Türk milletinin kaderini kendi elleriyle tayin etmek istediği o büyük Cumhuriyet hamlesine içerlemekten, her fırsatta onu küçümsemekten geri durmadı.
Sözde devrimciliğin altına gizlenmiş bir tür modern Mısıroğluculuktu oynadığı:
Bir yanda Cumhuriyet kurumlarına sövgü, öte yanda meczuplara duyulan gizli bir hayranlık...

Sanat dünyasında da boş durmadı elbet.
Kalemi sınır ötesinden uzanan bir elin tuttuğu senaryolar, filmler. Neler neler...
Kültürel hegemonyayı kurmak isteyenlerin, gönüllü neferliğine soyunmuştu.
Sanat namına yapılan her iş, milleti milletten soğutmak; geçmişiyle, köküyle arasına duvarlar örmek için birer taş misali diziliyordu üst üste.
Ve ne yazık ki, pek çok genç zihin, bu tuzağın kurbanı oldu.

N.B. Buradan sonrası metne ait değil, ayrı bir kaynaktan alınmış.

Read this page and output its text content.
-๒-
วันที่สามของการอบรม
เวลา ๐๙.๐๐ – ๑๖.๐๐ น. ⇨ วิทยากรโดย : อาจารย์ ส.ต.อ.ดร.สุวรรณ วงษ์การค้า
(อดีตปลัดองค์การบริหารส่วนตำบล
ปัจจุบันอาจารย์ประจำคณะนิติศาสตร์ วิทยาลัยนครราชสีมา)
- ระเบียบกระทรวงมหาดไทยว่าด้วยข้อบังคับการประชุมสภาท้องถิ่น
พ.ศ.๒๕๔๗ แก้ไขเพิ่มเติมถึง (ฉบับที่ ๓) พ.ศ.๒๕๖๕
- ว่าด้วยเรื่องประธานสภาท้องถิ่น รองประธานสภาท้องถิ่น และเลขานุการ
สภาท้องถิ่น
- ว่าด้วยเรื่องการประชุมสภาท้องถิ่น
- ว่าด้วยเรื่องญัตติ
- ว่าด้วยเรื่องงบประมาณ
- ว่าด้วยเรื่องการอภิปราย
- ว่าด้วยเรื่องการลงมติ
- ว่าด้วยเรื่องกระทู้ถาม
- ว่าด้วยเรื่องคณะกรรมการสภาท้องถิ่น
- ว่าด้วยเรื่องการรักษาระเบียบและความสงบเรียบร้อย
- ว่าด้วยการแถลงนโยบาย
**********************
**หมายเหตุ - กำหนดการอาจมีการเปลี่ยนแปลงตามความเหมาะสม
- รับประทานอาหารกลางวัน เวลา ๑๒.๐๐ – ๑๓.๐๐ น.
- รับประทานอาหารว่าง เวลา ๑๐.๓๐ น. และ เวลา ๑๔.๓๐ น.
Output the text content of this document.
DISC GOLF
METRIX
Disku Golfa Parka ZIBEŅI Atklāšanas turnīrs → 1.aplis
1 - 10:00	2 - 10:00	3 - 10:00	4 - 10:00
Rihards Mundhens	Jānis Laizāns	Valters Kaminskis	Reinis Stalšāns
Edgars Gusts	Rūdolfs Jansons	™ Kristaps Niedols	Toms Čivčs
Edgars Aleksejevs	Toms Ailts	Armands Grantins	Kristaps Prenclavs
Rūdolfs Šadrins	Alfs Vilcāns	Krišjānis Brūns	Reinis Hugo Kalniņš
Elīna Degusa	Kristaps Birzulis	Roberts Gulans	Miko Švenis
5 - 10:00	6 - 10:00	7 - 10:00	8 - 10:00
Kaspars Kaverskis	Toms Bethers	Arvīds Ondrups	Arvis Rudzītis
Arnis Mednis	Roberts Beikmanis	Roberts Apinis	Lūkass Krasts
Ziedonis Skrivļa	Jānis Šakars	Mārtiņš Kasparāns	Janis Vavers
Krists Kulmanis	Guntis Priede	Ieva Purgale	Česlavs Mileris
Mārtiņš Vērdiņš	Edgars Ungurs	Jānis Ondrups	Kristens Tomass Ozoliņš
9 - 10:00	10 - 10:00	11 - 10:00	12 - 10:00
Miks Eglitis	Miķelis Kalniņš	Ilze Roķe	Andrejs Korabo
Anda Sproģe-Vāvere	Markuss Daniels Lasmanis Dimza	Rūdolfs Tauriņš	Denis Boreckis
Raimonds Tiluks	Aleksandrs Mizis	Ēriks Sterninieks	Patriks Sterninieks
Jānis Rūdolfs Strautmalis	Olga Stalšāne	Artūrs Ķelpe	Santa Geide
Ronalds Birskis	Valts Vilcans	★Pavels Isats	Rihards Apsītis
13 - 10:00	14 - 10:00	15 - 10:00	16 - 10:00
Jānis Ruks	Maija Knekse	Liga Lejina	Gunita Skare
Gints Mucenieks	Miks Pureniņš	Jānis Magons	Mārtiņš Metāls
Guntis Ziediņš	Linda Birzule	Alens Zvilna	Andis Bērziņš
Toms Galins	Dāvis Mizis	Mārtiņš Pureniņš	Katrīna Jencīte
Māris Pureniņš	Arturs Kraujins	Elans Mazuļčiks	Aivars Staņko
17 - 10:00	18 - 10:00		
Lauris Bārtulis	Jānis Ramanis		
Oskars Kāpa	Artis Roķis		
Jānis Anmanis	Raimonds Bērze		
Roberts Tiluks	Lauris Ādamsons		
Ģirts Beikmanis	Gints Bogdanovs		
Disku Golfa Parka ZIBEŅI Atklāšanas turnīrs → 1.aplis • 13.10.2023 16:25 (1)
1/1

Bugün servetten, mülkten, gösterişten söz edenler, fasit dairede aynı kapıları çalıyorlar.
Mesele birkaç tapu senedi değil;
Mesele, bir zihniyetin, bir hayat tarzının, halktan kopuk bir azınlık tarafından kutsanmasıdır.
Yani mesele, sadece bir adamın ölümü değil; o adamla birlikte bir sahtekarlar çağının da ifşa olmasıdır.

Türk milletinin kaderi; ne sözde aydınlara, ne yobaz rüzgârlara teslim edilemez.
Bu toprakların mayası sağlamdır.
Bir gün mutlaka, her türlü yozlaşmayı aşacak ve kendi özüne kavuşacaktır.
Çünkü şafak vakti, her geceyi bozguna uğratır.